What’s In a Good Story? Context, Plot and Discovery
The context for security events is a key factor for investigation and remediation. This begins with understanding what is normal for each user or entity in the organization. Exabeam models user activity to build this baseline of normal and score risk based on anomalies – not artificial correlations.
Who doesn’t love a great story? Whether it’s told on screen, in a book or around a campfire, nothing fires up the imagination better. The other side of that coin, unfortunately, can be a bad story – a rambling, pointless, frustrating mess that ends up going nowhere, causing us to walk away confused and unsatisfied.
Welcome to the job of a SOC analyst….
Hundreds, maybe thousands of tales begin daily from the many different security tools we use. Our job is to try to understand what’s happening in each of these and mitigate any real threats. Sounds simple, huh?
It can be a horror story of trying to put together evidence as to what’s really happening. These clues can come from solutions that alerted the analysts in the first place, different tools, or better yet – their SIEM!
The sad reality is that tracking down these alerts in a SIEM can be an exercise in futility—and frustration. Query, pivot, query, pivot opens more questions than it answers. There is no context, no sense of the true timeline of the events and even worse, analysts don’t even know if they are asking the right questions.
A better plotline
Let’s look at this a different way, now. Let’s pan back and use risk as our starting point. In addition, we’ll add context to the risk and create a solid protagonist for our story. For our plot, we’ll use analytics to build out the story.
In a recent security incident, Exabeam Advanced Analytics introduced us to Barbara who appeared in the Exabeam platform as a Notable User. This simply means that her behavior had deviated enough from what the platform knows as normal for her, her peers and the organization as a whole and she accumulated 90+ points of risk.
Risk is based on understanding what is normal for each user or entity in the organization – not some arbitrary number of events in a certain time period. Exabeam models user activity to build this baseline of normal and score risk based on anomalies – not artificial correlations.
Figure 1: Exabeam Advanced Analytics flags Barbara Salazar as a Notable User.
As an analyst I can immediately select the user (Salazar, Barbara) and understand exactly who I am dealing with – it’s not an IP address or some security alert from an EDR tool. I have a “back of the baseball card” view of exactly who I am dealing with – name, role, location, peers, manager and probably most importantly – when this user has first been seen. The main question is: Is this a new user or someone established in the organization?
At a glance, I can quickly review all of the reasons for this score that landed Barbara on our radar.
Figure 2: Smart Timelines presents the reasons for Barbara’s high-risk score: new remote access to executive asset, first access to scource code files and activity for a user with no web activity history.
In addition, we can also see that the risky behavior continued for a long period of time and was gathered from many different sources of data – web, Windows events and file information.
At this point, it’s like I have read the back cover of the book and it’s caught my attention – I’m buying it!
The plot thickens
So let’s start reading our story. I want to get into the details of what’s happening and what better way than investigating the timeline of this user?
Figure 3: Exabeam Smart Timelines immediately presents the analyst with the sequence of events beginning with the user logging into the network.
You can immediately see where this user’s day began and answer many questions:
- Did the user log in remotely or locally?
- What data sources am I dealing with?
- KPIs in this user’s day – 16 instances of risky behavior, five third-party security alerts and this user connected to 10,000 assets during this period
Figure 4: Filter your search to get information about user log in, data sources and file activity.
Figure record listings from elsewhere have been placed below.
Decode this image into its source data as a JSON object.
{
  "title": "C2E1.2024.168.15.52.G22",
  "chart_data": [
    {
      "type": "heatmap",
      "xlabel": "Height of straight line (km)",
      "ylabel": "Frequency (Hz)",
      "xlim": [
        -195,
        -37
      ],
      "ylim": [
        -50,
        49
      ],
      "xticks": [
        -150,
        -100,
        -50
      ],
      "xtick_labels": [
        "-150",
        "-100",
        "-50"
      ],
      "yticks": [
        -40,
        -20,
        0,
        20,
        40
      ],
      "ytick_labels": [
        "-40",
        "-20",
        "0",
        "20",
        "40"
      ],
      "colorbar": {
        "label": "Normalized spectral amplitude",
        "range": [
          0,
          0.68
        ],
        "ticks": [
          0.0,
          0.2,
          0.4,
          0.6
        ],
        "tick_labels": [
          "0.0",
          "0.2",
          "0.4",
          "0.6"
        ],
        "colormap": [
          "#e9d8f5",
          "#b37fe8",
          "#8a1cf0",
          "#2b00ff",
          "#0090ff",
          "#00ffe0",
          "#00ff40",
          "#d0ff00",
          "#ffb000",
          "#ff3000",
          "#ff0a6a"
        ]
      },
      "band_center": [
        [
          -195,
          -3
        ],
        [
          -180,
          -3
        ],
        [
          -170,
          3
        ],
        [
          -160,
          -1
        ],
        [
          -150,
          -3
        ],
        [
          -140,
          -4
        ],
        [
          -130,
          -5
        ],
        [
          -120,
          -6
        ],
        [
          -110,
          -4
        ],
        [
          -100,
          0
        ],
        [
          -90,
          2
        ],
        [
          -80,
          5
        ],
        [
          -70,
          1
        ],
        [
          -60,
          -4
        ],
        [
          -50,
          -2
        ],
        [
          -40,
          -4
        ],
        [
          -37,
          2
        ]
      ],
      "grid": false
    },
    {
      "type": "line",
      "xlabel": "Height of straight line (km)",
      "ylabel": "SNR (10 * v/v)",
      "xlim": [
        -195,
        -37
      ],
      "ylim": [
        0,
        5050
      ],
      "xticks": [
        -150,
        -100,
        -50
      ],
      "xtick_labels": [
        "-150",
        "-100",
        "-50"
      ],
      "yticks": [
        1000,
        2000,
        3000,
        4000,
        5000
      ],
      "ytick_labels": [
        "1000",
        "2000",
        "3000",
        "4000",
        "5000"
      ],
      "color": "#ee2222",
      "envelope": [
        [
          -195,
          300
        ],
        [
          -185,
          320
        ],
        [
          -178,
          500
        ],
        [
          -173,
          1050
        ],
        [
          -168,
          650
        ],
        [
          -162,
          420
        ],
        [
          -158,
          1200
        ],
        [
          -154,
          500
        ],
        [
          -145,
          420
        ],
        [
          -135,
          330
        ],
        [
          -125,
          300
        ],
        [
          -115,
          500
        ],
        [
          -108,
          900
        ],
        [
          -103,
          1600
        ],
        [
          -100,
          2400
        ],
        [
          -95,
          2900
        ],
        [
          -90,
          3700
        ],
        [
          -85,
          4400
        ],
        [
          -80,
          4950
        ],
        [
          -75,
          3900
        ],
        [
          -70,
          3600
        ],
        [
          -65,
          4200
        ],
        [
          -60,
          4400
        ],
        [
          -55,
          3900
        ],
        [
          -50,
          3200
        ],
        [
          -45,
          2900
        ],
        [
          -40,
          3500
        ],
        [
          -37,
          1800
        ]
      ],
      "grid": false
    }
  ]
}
Figure 5: First Seen shows the user has logged in from a system that’s not her own.
I can immediately focus on the anomalies in the user’s session.
Figure 6: Drill down into the anomalies of a user’s sessions to see activities before, during and after the event.
Hours of work, potentially requiring access to multiple third-party security tools and the SIEM are now front and center on my screen in just minutes.
All the details required to see what took place are included in the data presented in the timeline:
Figure 7: All the information for the security event triggered by the user is presented in detail.
Figure 8: Web access for user Barbara Salazar shows it’s the first time she is accessing an internet IP address in Russia.
Figure 9: Exabeam Advanced Analytics pinpoints the geographical location of the IP address.
All the elements of a page-turner
Over the course of the next week or so, this story played out with our user moving laterally all across the organization, running PowerShell in execute mode, connecting to executive admins’ systems, and generally doing everything a real hacker would do.
Figure 10: Exabeam provides full analytics on the event and presents evidence for reporting.
Good thing this was actually a red team exercise. Exabeam Advanced Analytics caught this on day one and allowed the analyst team to sit back and watch while the platform gathered evidence to present to the Red Team during their review.
Exabeam analytics reported exactly what was happening while the SIEM showed no anomalies. It’s not that the events weren’t there – they were. It’s that there was no system to piece everything together into a complete story. Exabeam Advanced Analytics and Smart Timelines told the whole story, which is critical to understanding and reacting in a timely manner to emerging security threats.